The Antrea Net is one of the oldest known fishing nets in the world, found from Karelian isthmus in Antrea, in Korpilahti village in 1913. It is dated to 8540 BCE. The net is at display in the National Museum of Finland.
The net was found by farmer Antti Virolainen in Antrea, Finland (today Kamennogorsk, Russia) in autumn of 1913 at his home farm Ämmä-Mattila. While he was ditching a swamp meadow, he found several stone and bone objects which got his attention. The site was excavated by the Finnish archaeologist Sakari Pälsi in July 1914. In his excavation, Pälsi found 18 bobbers and 31 net weights and parts of the net. He also found several stone and bone objects, some birchbark and pieces of tinder fungus. All the items where found in a relatively small area, and they had likely come to the scene at the same time in one piece. The items were sunk to the bottom clay of the Ancylus Lake that existed during that period, most likely in an accident that made the fisherman's boat capsize and lose all his equipment.
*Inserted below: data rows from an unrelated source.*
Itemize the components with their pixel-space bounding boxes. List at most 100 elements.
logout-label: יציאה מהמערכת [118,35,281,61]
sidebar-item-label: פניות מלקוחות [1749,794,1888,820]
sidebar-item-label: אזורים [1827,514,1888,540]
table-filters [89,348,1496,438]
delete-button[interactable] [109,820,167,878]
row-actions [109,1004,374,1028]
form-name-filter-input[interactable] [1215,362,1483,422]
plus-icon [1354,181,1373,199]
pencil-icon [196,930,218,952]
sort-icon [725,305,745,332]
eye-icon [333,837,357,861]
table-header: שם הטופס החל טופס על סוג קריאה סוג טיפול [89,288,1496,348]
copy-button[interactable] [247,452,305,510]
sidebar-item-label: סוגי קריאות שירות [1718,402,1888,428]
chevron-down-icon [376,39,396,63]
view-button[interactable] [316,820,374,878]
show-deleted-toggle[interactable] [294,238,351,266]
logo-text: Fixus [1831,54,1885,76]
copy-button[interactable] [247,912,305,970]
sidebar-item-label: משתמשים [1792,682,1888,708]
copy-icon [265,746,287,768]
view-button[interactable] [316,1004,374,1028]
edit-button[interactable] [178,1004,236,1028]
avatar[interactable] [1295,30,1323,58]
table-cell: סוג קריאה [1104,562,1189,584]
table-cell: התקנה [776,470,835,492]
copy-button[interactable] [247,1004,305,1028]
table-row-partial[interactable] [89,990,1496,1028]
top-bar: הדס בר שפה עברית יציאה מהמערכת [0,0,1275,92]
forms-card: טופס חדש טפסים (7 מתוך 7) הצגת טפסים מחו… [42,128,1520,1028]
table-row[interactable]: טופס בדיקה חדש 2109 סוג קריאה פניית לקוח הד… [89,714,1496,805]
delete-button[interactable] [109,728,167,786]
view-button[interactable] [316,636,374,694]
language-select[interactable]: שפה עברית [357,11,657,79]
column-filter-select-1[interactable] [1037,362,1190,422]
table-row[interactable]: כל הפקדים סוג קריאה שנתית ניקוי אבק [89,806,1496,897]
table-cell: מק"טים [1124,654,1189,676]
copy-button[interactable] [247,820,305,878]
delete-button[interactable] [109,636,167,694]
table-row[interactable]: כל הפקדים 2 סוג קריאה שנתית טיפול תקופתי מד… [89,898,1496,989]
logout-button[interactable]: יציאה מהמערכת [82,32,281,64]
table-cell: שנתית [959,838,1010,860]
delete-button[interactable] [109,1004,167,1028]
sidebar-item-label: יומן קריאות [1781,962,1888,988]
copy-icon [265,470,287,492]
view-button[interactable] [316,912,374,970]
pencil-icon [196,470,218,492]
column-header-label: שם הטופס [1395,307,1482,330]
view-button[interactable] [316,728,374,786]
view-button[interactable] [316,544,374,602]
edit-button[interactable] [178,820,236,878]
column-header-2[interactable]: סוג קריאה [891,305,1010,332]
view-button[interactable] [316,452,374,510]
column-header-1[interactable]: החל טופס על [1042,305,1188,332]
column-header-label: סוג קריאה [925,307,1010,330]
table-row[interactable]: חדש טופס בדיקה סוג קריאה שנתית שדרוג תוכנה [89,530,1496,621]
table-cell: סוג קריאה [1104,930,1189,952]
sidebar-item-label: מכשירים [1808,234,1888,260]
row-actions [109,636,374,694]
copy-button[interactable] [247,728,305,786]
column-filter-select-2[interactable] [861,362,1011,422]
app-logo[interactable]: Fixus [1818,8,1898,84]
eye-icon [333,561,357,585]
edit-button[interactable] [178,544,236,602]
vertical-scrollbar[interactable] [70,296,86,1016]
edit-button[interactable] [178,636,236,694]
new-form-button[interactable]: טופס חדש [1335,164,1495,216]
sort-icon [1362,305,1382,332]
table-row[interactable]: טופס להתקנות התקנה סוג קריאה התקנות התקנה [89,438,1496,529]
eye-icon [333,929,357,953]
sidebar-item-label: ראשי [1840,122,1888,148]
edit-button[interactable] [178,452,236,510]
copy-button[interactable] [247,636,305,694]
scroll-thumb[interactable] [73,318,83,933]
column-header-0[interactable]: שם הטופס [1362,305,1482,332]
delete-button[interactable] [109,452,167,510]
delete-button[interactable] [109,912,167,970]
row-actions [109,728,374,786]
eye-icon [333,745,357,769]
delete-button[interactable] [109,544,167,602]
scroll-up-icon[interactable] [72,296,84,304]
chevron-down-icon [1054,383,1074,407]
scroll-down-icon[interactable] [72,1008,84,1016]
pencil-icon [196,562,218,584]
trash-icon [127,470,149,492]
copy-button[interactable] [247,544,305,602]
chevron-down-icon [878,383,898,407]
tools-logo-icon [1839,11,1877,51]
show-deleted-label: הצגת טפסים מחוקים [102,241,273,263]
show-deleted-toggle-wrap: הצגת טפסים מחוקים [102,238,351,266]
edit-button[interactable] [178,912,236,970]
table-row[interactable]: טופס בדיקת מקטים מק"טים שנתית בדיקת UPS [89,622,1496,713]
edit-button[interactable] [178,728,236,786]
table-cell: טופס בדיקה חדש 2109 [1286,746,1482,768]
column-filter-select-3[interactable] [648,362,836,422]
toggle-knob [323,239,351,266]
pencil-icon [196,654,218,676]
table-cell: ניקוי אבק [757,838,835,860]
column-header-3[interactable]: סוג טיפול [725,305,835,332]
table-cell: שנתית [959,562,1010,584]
The net is made out of willow and it is 27–30 metres long by 1.3-1.5 metres wide, with a 6 cm mesh. The size of the mesh is suitable for fishing salmon and common bream. The net is laced with a knot called Ryssänsolmu, which has been in use until much later dates in Estonia and areas of Baltic Finns.
- Miettinen, Arto, Kaarina Sarmaja-Korjonen, Eloni Sonninen, Högne Junger, Terttu Lempiäinen, Kirsi Ylikoski, Jari-Pekka Mäkiaho, Christian Carpelan & Högne Jungner. (2008) The palaeoenvironment of the Antrea Net Find Iskos 16, 71-87, (Journal of the Finnish Antiquarian Society).